(〜初版の文章) 

 私が今日の右翼に期待するのもそのことである。
 以上述べたように、日本の右翼者といわれるほどの者は、いちように、日本の伝統や民族の歴史を尊重し、それらに主体的にかかわっていったが、決して、偏狭固陋でもなく、常に、創造的、発展的であろうとした。人類的規模でものを考え、行動しようとした。
 しかし、他方、彼らに共通する一面として、日本の伝統や民族の歴史をつきはなし、批判してみせるという姿勢が弱かった。つきはなし、批判した後にこそ、真に強い確信が生まれるという自信に欠けていた。それが、人々へのおしつけにもなり、せっかちな要求ともなってあらわれ、人々の中に入っていけない理由でもあった。

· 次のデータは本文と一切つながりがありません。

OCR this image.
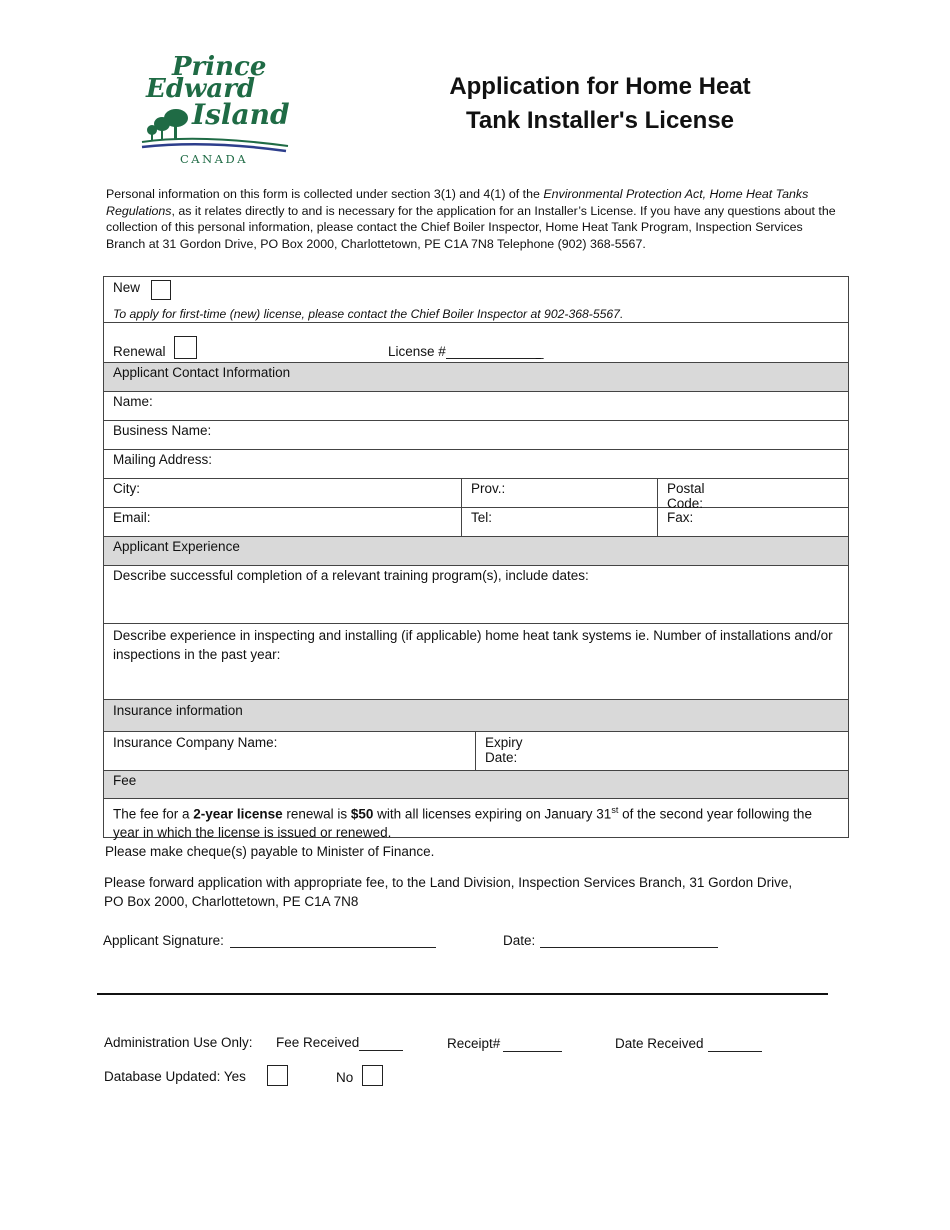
Prince
Edward
Island
CANADA
Application for Home Heat
Tank Installer's License
Personal information on this form is collected under section 3(1) and 4(1) of the Environmental Protection Act, Home Heat Tanks Regulations, as it relates directly to and is necessary for the application for an Installer’s License. If you have any questions about the collection of this personal information, please contact the Chief Boiler Inspector, Home Heat Tank Program, Inspection Services Branch at 31 Gordon Drive, PO Box 2000, Charlottetown, PE C1A 7N8 Telephone (902) 368-5567.
New
To apply for first-time (new) license, please contact the Chief Boiler Inspector at 902-368-5567.
Renewal	License #	_
Applicant Contact Information
Name:
Business Name:
Mailing Address:
City:	Prov.:	Postal Code:
Email:	Tel:	Fax:
Applicant Experience
Describe successful completion of a relevant training program(s), include dates:
Describe experience in inspecting and installing (if applicable) home heat tank systems ie. Number of installations and/or inspections in the past year:
Insurance information
Insurance Company Name:	Expiry Date:
Fee
The fee for a 2-year license renewal is $50 with all licenses expiring on January 31st of the second year following the year in which the license is issued or renewed.
Please make cheque(s) payable to Minister of Finance.
Please forward application with appropriate fee, to the Land Division, Inspection Services Branch, 31 Gordon Drive, PO Box 2000, Charlottetown, PE C1A 7N8
Applicant Signature:	Date:
Administration Use Only: Fee Received	Receipt#	Date Received
Database Updated: Yes	No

 もちろん、維新(革命)を求める右翼者が現代の疎外者であり、現代社会の中に、安住の地を得られないこと自身、それは正しい。維新が実現したことがない以上、彼らが常に少数者であり、彼らには失敗の歴史しかなかったことも当然であろう。だが、右翼にとって、その歴史、その思想は、決して貧弱なものでないはずである。それは、本書も証明している通りである。
 民族の歴史と伝統を大事にし、それをふまえることによって、人々を真に正確に理解し、人々の自由と平和と独立を達成しようとするのが右翼。もしも、右翼が人間を手段化し、維新のために利用するという観点をもち始めたとき、その右翼は、転落し、右翼ではなくなる。
 それは、日本思想と精神が、何よりも、生命を尊び、生命の共存を願うものだからである。